When I was single, I could stay in for weekends like a champion and be very, VERY content.
Between reading, knitting, doing jigsaw puzzles, playing charades, binging Netflix, surfing Daily Mail, Instagram-stalking realty stars - so much contentment can be found in four walls.
Sometimes I love a good dreary, rainy day because it gives me the perfect excuse to do 'nothing' over the weekend. Why is staying in considered nothing?
Why does being content with your own company and space get discounted to, well, nothing?
Now that I can 'stay in' for the entire week, which is my jam, I should be having a blast.
And I am, but I also have bouts of feeling directionless. Pathetic. Of feeling non-productive. Of feeling like a blob. Just there, squishing around, no shape or definition.
I will have projects that motivate me: Write a book! A sassy work of fiction! Scratch that..let's try non-fiction. Still sassy of course.
Ok, how about learn French! Knit a Sweater!
In between projects, I bounce back and forth about returning to work and what that would look like.
I want to stay in my field of Project Management but mid-level and for a company whose mission statement I believe in.
I want to pursue a career in Education, working with high school kids and focusing on Youth Development, a term I have recently learned.

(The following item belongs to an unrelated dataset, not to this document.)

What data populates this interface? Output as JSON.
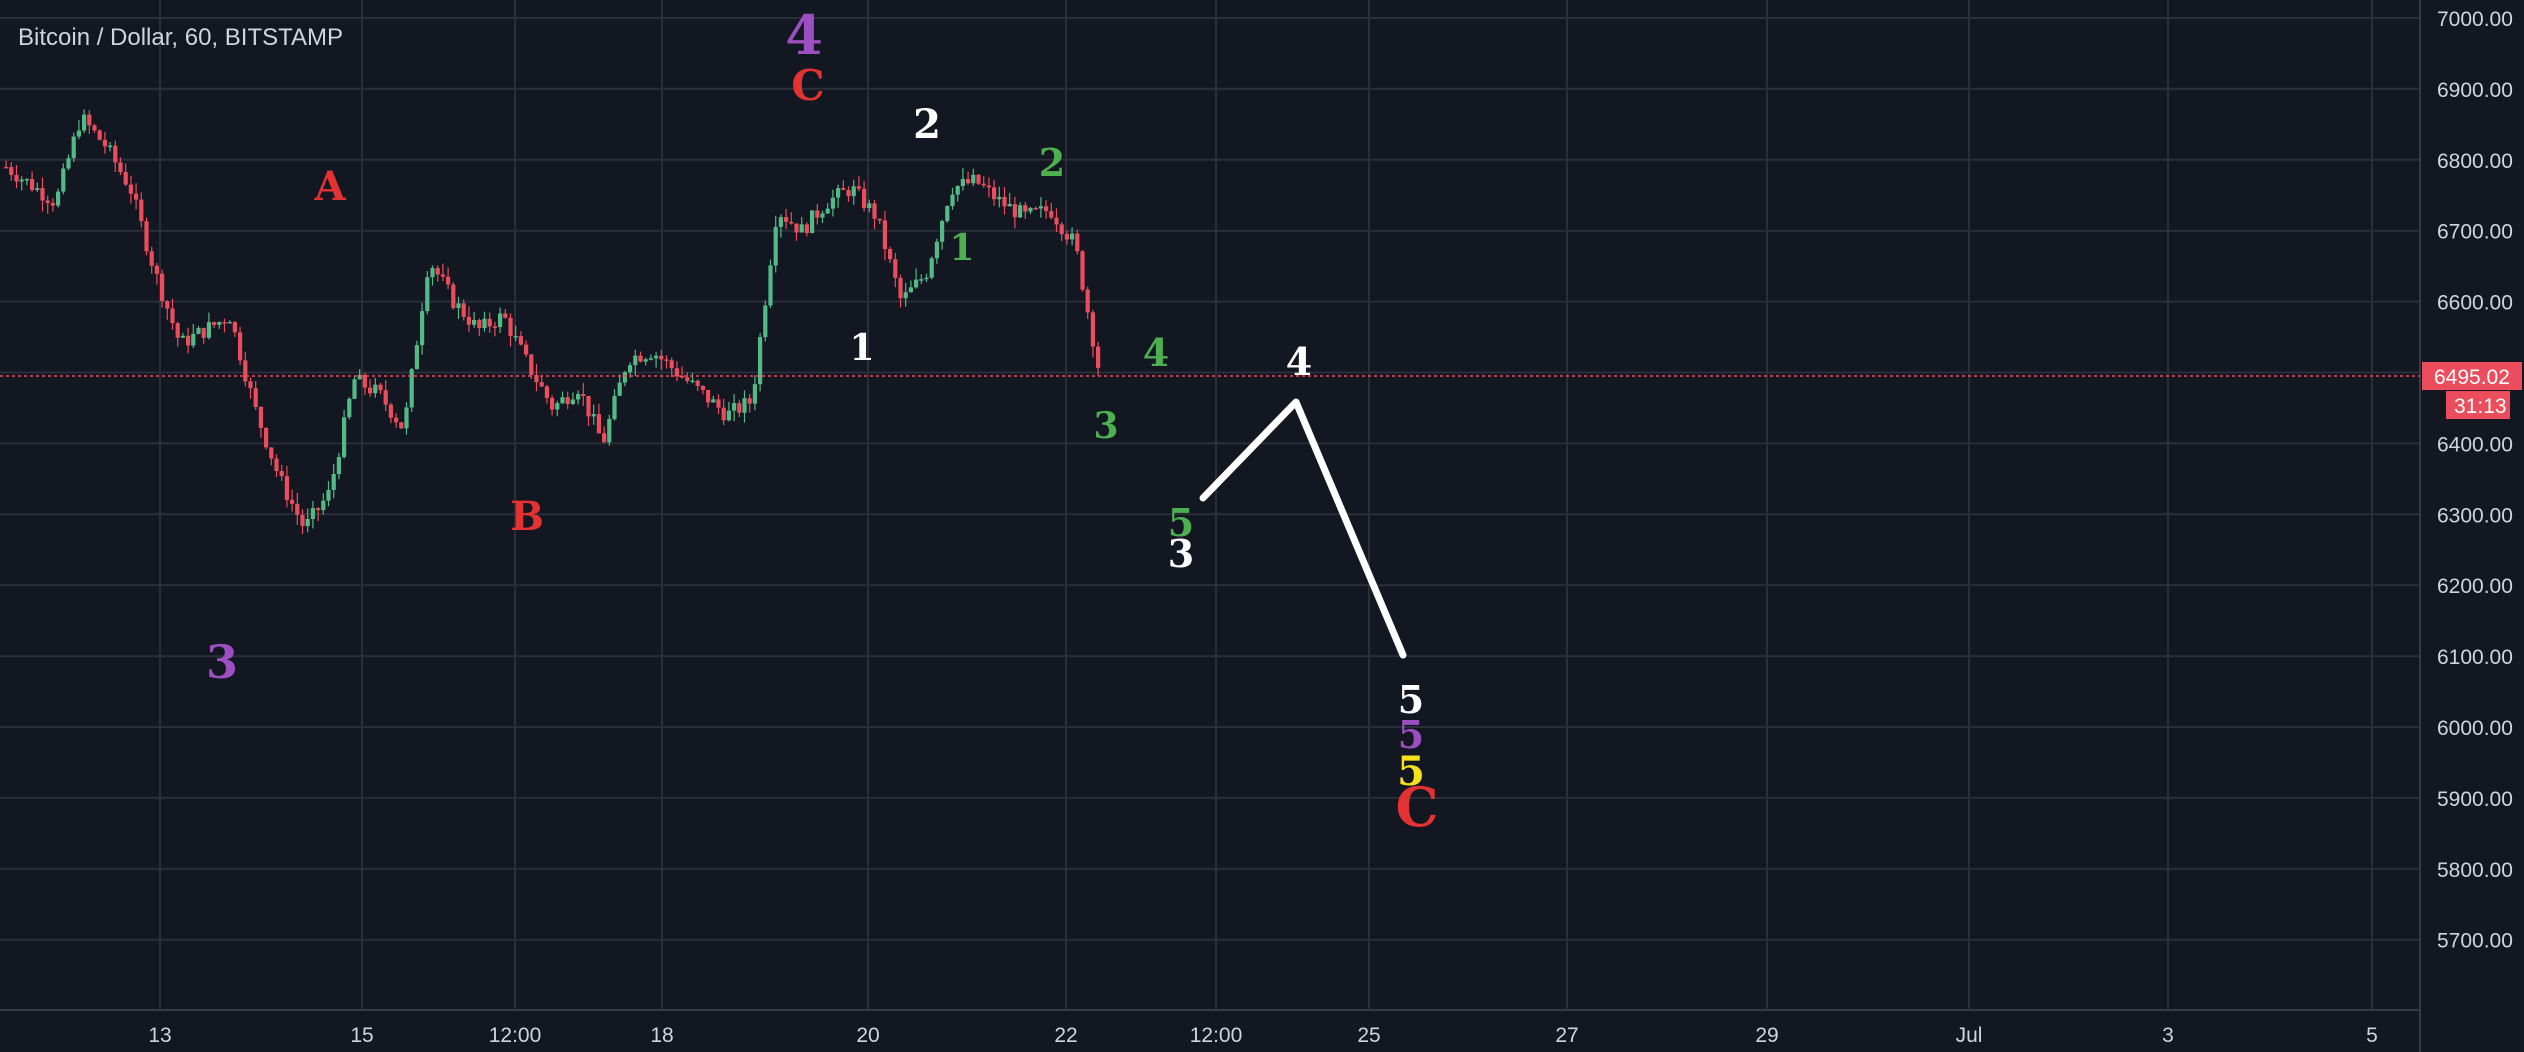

All these "I"s come at me in a jumble at times. There's no structure of a job, of someone else dictating what I should be focusing on. No external pressures of a deadline. No external validation of a job well done.
In this way, I do feel the nothing-ness of a weekend spent in hibernation. Like there are all these possibilities and a feeling that I should be doing more, and what I end up doing are tedius, small things.
Yet, I am healthy, my family is healthy. We want for nothing materially. Is not being able to do tedius, small things a luxury? Is 'nothing' a luxury? Or, is it living small?